20 September 2002 Unix systems vendor Sun Microsystems has taken the wraps off its long-expected push into utility computing.
Challenging rival initiatives from Hewlett-Packard with its Utility Datacenter and IBM’s Eliza project, Sun’s N1 architecture promises organisations the means of pooling their server and storage resources and allocating capacity dynamically as and where it is needed.
Like its competitors, the company is arguing that the approach will address many of the inefficiencies found in current data centres. N1, said Sun, will lift average systems utilisation levels from a typical 15%-20% at best today to more than 80%. The consolidation will also enable an organisation to raise the number of servers that each systems administrator can manage from 30 to more than 500, claims Sun.

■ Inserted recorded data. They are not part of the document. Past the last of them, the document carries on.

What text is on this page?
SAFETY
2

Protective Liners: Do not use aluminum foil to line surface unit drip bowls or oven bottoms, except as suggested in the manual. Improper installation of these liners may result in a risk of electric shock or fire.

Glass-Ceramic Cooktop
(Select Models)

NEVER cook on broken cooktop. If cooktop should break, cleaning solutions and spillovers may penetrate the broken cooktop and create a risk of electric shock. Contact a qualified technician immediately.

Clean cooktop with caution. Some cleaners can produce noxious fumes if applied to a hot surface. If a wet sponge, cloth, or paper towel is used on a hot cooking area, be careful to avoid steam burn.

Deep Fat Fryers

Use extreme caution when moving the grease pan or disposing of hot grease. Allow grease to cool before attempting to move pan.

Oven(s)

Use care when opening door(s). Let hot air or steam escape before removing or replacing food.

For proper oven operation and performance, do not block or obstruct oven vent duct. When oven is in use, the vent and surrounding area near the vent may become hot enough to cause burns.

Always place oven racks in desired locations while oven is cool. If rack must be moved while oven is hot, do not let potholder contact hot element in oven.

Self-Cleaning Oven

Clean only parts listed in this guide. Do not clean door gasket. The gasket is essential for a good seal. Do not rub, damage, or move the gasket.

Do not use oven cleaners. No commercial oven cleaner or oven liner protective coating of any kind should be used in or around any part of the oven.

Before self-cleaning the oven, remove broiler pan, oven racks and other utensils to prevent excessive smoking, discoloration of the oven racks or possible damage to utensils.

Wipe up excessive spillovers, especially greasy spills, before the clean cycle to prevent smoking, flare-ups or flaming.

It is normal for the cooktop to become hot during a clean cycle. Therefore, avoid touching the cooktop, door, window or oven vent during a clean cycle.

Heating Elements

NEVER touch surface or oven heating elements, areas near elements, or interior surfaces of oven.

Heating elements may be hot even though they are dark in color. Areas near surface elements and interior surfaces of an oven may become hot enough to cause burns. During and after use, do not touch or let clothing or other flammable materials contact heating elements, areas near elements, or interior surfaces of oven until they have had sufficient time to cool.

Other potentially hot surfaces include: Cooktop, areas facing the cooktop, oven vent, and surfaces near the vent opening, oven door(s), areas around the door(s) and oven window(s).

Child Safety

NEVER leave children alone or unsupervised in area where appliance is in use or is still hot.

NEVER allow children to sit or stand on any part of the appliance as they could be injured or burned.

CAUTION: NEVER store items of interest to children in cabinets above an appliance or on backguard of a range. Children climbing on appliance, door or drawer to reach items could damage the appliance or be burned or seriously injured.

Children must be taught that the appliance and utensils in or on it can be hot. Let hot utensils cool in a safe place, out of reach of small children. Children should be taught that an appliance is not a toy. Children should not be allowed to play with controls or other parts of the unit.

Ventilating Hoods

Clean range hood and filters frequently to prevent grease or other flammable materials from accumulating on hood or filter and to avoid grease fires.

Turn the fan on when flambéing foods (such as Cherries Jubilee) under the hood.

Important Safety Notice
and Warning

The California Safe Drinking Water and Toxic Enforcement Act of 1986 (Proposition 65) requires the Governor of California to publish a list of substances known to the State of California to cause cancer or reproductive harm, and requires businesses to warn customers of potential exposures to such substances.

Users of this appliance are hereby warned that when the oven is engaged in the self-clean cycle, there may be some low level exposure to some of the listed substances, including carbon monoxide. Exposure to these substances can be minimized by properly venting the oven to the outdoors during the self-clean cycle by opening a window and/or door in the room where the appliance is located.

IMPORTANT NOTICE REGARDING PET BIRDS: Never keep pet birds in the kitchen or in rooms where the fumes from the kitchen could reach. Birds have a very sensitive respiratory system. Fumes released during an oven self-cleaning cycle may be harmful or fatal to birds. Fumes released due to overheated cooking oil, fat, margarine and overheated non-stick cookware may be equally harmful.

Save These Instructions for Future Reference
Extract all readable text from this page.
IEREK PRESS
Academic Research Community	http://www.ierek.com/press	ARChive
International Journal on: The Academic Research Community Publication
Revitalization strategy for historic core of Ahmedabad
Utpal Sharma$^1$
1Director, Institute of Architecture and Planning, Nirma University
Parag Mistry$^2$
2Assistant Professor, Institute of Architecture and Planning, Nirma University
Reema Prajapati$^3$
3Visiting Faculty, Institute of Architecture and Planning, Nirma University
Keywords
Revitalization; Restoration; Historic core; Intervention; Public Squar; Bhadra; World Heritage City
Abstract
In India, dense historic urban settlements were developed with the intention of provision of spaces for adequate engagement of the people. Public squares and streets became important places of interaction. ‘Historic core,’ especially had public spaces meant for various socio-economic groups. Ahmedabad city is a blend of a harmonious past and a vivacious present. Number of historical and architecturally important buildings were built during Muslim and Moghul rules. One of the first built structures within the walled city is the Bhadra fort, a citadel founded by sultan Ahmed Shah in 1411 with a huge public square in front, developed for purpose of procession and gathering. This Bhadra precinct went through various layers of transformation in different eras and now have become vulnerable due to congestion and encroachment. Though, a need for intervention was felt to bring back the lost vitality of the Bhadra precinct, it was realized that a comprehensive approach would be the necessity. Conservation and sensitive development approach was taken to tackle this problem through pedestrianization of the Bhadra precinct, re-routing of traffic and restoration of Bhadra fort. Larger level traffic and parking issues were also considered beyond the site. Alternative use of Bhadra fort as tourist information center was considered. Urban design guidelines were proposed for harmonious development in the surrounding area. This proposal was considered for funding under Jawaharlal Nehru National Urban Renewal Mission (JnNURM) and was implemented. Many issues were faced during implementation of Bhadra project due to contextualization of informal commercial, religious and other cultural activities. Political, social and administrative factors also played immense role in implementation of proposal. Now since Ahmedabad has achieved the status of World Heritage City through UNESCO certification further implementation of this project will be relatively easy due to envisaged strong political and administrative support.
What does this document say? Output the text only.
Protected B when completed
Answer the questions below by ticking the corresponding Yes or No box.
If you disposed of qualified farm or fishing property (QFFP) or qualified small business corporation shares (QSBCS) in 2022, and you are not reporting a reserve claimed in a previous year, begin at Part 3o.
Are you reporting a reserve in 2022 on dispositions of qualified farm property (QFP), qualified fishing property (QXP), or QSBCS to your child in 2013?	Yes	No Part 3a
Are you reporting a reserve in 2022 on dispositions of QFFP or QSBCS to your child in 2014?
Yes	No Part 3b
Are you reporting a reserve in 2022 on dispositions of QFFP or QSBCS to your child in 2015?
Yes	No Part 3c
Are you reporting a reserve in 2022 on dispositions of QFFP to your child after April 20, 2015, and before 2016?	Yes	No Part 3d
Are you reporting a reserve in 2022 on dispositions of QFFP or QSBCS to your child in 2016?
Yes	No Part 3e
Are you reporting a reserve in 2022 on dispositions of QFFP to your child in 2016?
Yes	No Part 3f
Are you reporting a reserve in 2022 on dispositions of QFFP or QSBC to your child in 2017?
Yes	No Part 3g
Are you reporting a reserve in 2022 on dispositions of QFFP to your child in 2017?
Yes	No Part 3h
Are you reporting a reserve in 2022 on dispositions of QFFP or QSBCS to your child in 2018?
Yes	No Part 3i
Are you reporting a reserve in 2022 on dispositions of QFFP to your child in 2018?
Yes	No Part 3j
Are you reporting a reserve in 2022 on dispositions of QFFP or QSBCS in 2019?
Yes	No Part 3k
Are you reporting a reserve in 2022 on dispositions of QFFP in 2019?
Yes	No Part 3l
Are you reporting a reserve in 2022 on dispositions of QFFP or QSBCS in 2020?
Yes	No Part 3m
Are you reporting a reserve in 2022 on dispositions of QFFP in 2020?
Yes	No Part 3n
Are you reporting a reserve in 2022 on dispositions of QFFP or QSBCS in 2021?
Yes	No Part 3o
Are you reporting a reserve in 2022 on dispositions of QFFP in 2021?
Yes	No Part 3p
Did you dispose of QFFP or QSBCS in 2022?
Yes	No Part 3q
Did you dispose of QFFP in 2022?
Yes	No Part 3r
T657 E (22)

But the technology will not be immediately available. Sun intends to release N1 in multiple phases. By the end of this calendar year it will release virtualisation software that will provide a means of viewing and administering the pooled resources as a single system.
To kick start that effort, the company announced yesterday that it was acquiring Pirus Networks, an Acton, Massachusetts-based specialist in storage area network (SAN) virtualisation.
Executive vice president Mark Canepa said that Sun will extend much of the software it has developed for internal resource management of its multi-processor systems to also handle external, networked systems and storage as well. Central to that will be the company’s Dynamic Reconfiguration workload software, Resource Manager and Sun Cluster software.
By the middle of next year, Sun plans to add ‘provisioning’ software, the means of mapping resources – systems, storage, network capacity and application and web server software – to individual applications. That will be followed by products for automating the policies that govern resource allocation.
Initially Sun will support N1 for configurations of its Blade systems, but later it will extend N1 to manage other vendors’ Unix servers, Windows servers and a variety of standards-based storage devices.